Monday, August 21, 2023

Where Aiden Has a Tough Day

The 7½ Deaths of Evelyn HardcastleThe 7½ Deaths of Evelyn Hardcastle by Stuart Turton
My rating: 3 of 5 stars

This is a brilliant concept, and much of it is carried off well, but there is so much weight dragging it down that I just barely give it the nod between "liked a little" and "disliked a little."

The writing is great; there are many beautiful lines filled with excellent imagery and expressive figurative language that really works. I often find such language overdone, as if the author is just trying too damn hard, but I didn't feel that way here. I like the way this author puts together sentences and paragraphs.

I'm also impressed with the way the author has taken the premise--a man is reawakened each day in the body and mind of another person--and followed it to some logical extremes. For example, the MC is at the beginning both very confused and only lightly influenced by the personality and memories of the person he is inhabiting. As the days continue, or as the repeated day plays out again, he is less confused but increasingly lost in the personalities he is shoved into. That change happens over time, and it is nicely meted out in bits all through the novel.

However, the plot is a thousand-piece puzzle that the reader is trying to assemble in their head. The complexities of a typical murder mystery, learning the various characters' names and histories and motivations and movements, is usually hard enough, but here we have movement back and forward through time, meaning the question of who knows what or who is doing what has to be joined to the question of "what time is it?" Then, we also have a mystery from a generation earlier (which murder mysteries often have), plus the mysteries of who set up the strange Groundhog Day conditions of the story and the reason they did it. It's like Agatha Christie through a funhouse mirror.

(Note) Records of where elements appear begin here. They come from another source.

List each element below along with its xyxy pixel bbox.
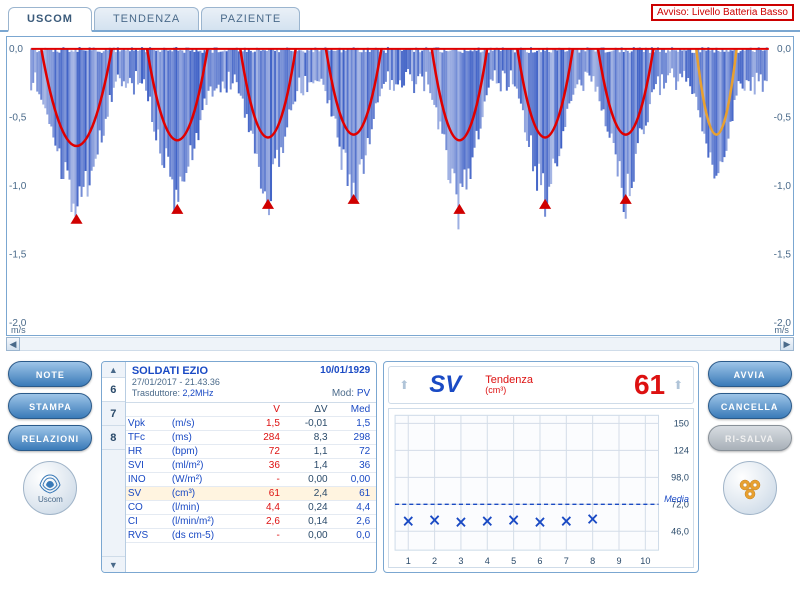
trend-prev-icon[interactable]: ⬆ (395, 378, 413, 392)
scroll-track[interactable] (20, 337, 780, 351)
doppler-spectrogram[interactable]: 0,00,0-0,5-0,5-1,0-1,0-1,5-1,5-2,0-2,0m/… (6, 36, 794, 336)
svg-text:-1,0: -1,0 (774, 181, 792, 192)
svg-text:6: 6 (538, 556, 543, 566)
relazioni-button[interactable]: RELAZIONI (8, 425, 92, 451)
table-row[interactable]: RVS(ds cm-5)-0,000,0 (126, 529, 376, 543)
svg-text:-1,5: -1,5 (774, 250, 792, 261)
tab-bar: USCOM TENDENZA PAZIENTE Avviso: Livello … (0, 0, 800, 32)
trend-label: Tendenza (cm³) (485, 374, 533, 396)
svg-text:0,0: 0,0 (777, 44, 791, 55)
beat-number-8[interactable]: 8 (102, 426, 125, 450)
svg-text:2: 2 (432, 556, 437, 566)
svg-text:4: 4 (485, 556, 490, 566)
col-med: Med (334, 403, 377, 417)
settings-button[interactable] (723, 461, 777, 515)
tab-paziente[interactable]: PAZIENTE (201, 7, 300, 30)
beat-down-icon[interactable]: ▼ (102, 556, 125, 572)
svg-text:-1,0: -1,0 (9, 181, 27, 192)
col-v: V (248, 403, 286, 417)
tab-uscom[interactable]: USCOM (8, 7, 92, 32)
battery-warning: Avviso: Livello Batteria Basso (651, 4, 794, 21)
uscom-logo[interactable]: Uscom (23, 461, 77, 515)
table-row[interactable]: INO(W/m²)-0,000,00 (126, 473, 376, 487)
trend-header: ⬆ SV Tendenza (cm³) 61 ⬆ (388, 366, 694, 404)
svg-text:124: 124 (674, 445, 689, 455)
spectrogram-panel: 0,00,0-0,5-0,5-1,0-1,0-1,5-1,5-2,0-2,0m/… (0, 32, 800, 353)
risalva-button[interactable]: RI-SALVA (708, 425, 792, 451)
scroll-right-icon[interactable]: ▶ (780, 337, 794, 351)
exam-datetime: 27/01/2017 - 21.43.36 (132, 377, 220, 387)
table-row[interactable]: CI(l/min/m²)2,60,142,6 (126, 515, 376, 529)
svg-text:m/s: m/s (11, 325, 26, 335)
svg-text:7: 7 (564, 556, 569, 566)
svg-text:1: 1 (406, 556, 411, 566)
svg-text:0,0: 0,0 (9, 44, 23, 55)
svg-text:Media: Media (664, 494, 689, 504)
table-row[interactable]: TFc(ms)2848,3298 (126, 431, 376, 445)
svg-text:5: 5 (511, 556, 516, 566)
left-button-column: NOTE STAMPA RELAZIONI Uscom (6, 361, 95, 573)
patient-header: SOLDATI EZIO 10/01/1929 27/01/2017 - 21.… (126, 362, 376, 403)
measurement-panel: ▲ 6 7 8 ▼ SOLDATI EZIO 10/01/1929 27/01/… (101, 361, 377, 573)
transducer-label: Trasduttore: 2,2MHz (132, 388, 214, 398)
avvia-button[interactable]: AVVIA (708, 361, 792, 387)
gear-icon (734, 472, 766, 504)
table-row[interactable]: CO(l/min)4,40,244,4 (126, 501, 376, 515)
col-dv: ΔV (286, 403, 334, 417)
spectro-scrollbar[interactable]: ◀ ▶ (6, 337, 794, 351)
svg-text:46,0: 46,0 (671, 526, 689, 536)
svg-text:8: 8 (590, 556, 595, 566)
right-button-column: AVVIA CANCELLA RI-SALVA (705, 361, 794, 573)
mode-label: Mod: PV (332, 388, 370, 399)
stampa-button[interactable]: STAMPA (8, 393, 92, 419)
svg-text:-0,5: -0,5 (774, 112, 792, 123)
beat-number-7[interactable]: 7 (102, 402, 125, 426)
svg-text:m/s: m/s (774, 325, 789, 335)
bottom-row: NOTE STAMPA RELAZIONI Uscom ▲ 6 7 8 ▼ SO… (0, 353, 800, 581)
svg-text:-1,5: -1,5 (9, 250, 27, 261)
patient-name: SOLDATI EZIO (132, 365, 208, 377)
table-row[interactable]: Vpk(m/s)1,5-0,011,5 (126, 417, 376, 431)
table-header-row: V ΔV Med (126, 403, 376, 417)
trend-param-label: SV (429, 371, 461, 399)
beat-up-icon[interactable]: ▲ (102, 362, 125, 378)
logo-text: Uscom (38, 495, 63, 504)
beat-selector-column: ▲ 6 7 8 ▼ (102, 362, 126, 572)
beat-number-6[interactable]: 6 (102, 378, 125, 402)
table-row[interactable]: HR(bpm)721,172 (126, 445, 376, 459)
trend-panel: ⬆ SV Tendenza (cm³) 61 ⬆ 15012498,072,04… (383, 361, 699, 573)
svg-text:10: 10 (640, 556, 650, 566)
scroll-left-icon[interactable]: ◀ (6, 337, 20, 351)
svg-text:98,0: 98,0 (671, 472, 689, 482)
note-button[interactable]: NOTE (8, 361, 92, 387)
table-row[interactable]: SV(cm³)612,461 (126, 487, 376, 501)
svg-text:3: 3 (459, 556, 464, 566)
trend-value: 61 (634, 369, 665, 401)
measurement-table: V ΔV Med Vpk(m/s)1,5-0,011,5TFc(ms)2848,… (126, 403, 376, 543)
trend-chart[interactable]: 15012498,072,046,012345678910Media (388, 408, 694, 568)
cancella-button[interactable]: CANCELLA (708, 393, 792, 419)
patient-dob: 10/01/1929 (320, 365, 370, 376)
tab-tendenza[interactable]: TENDENZA (94, 7, 199, 30)
svg-text:-0,5: -0,5 (9, 112, 27, 123)
table-row[interactable]: SVI(ml/m²)361,436 (126, 459, 376, 473)
svg-text:150: 150 (674, 418, 689, 428)
patient-data: SOLDATI EZIO 10/01/1929 27/01/2017 - 21.… (126, 362, 376, 572)
uscom-logo-icon (35, 473, 65, 495)
trend-next-icon[interactable]: ⬆ (669, 378, 687, 392)
svg-text:9: 9 (617, 556, 622, 566)
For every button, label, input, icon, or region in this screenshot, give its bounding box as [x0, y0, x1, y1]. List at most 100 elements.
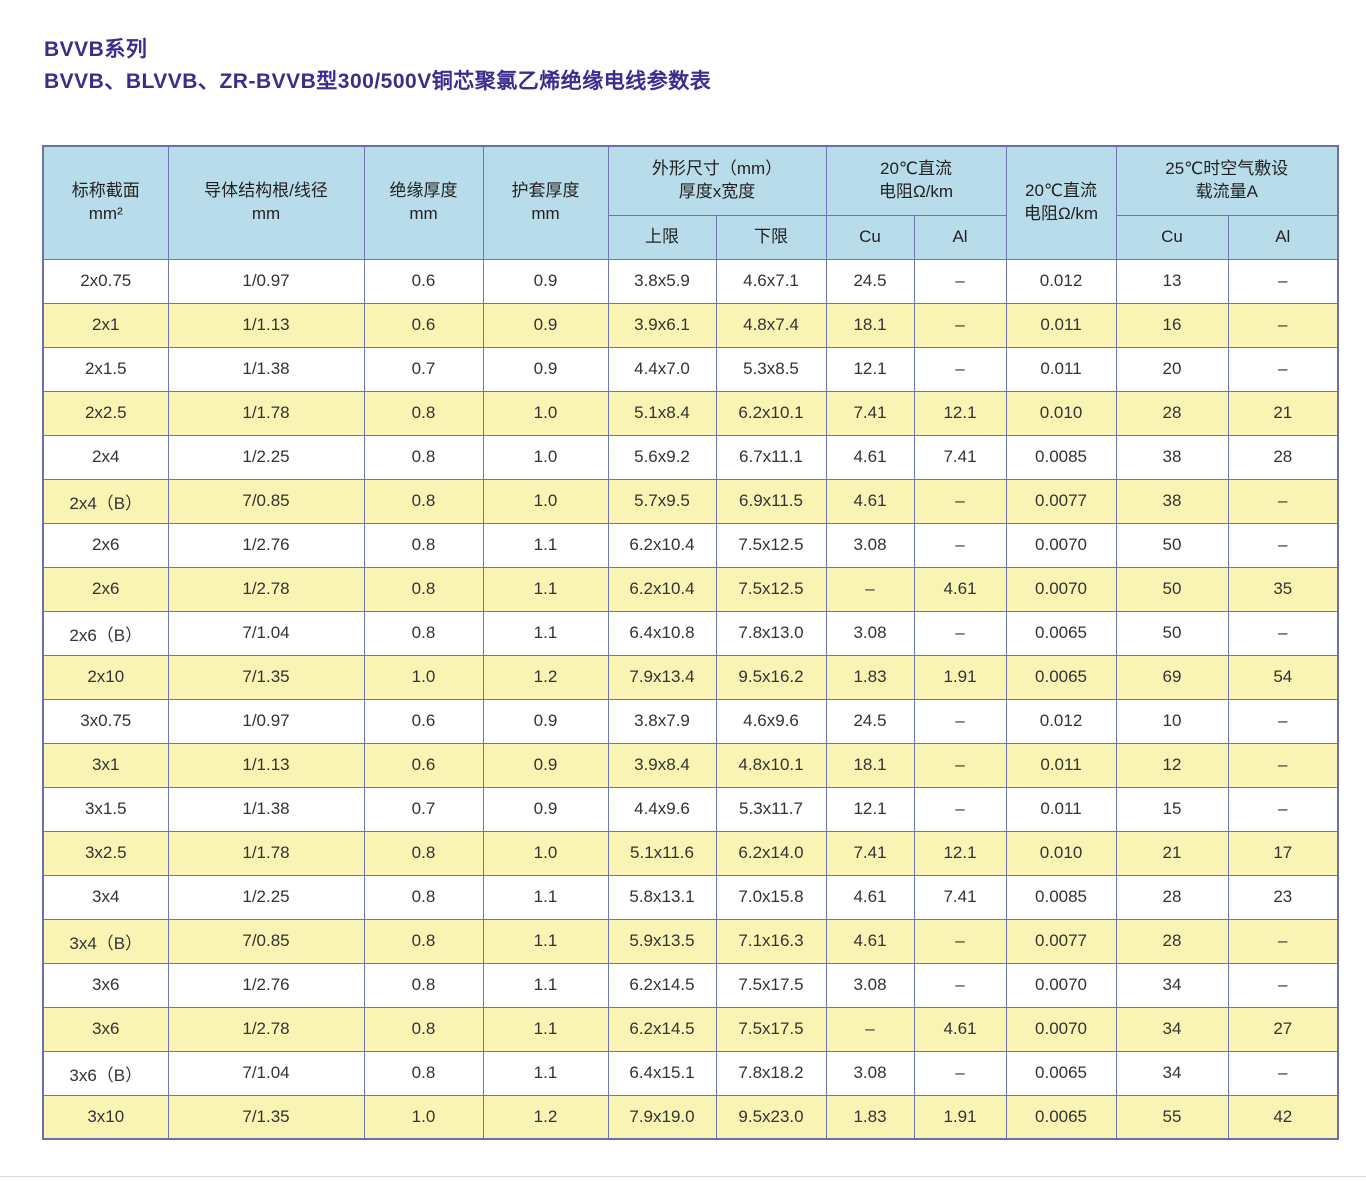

In a way, the author pulled it off, but the demands it makes on the reader to keep things straight, to remember that this event must occur so that this other event, which we observed chapters earlier but will actually happen hours later, will also occur, though we don't know why either is necessary... I found it exhausting.

I find myself in the unfortunate position of identifying with Amadeus's Emperor who advised the composer that his opera just had too many notes.

Final peeve--I understand well enough what happened in the story, how it ended, but I don't understand what happened after the book. The question is not just where they ended up, but when. Disappointed I didn't get that answered.

Recommended for those who really like puzzle mysteries. I further recommend you keep a spreadsheet open for your notes.

Or you can just let it roll over you like I did and simply read it to the end, hoping it all makes sense.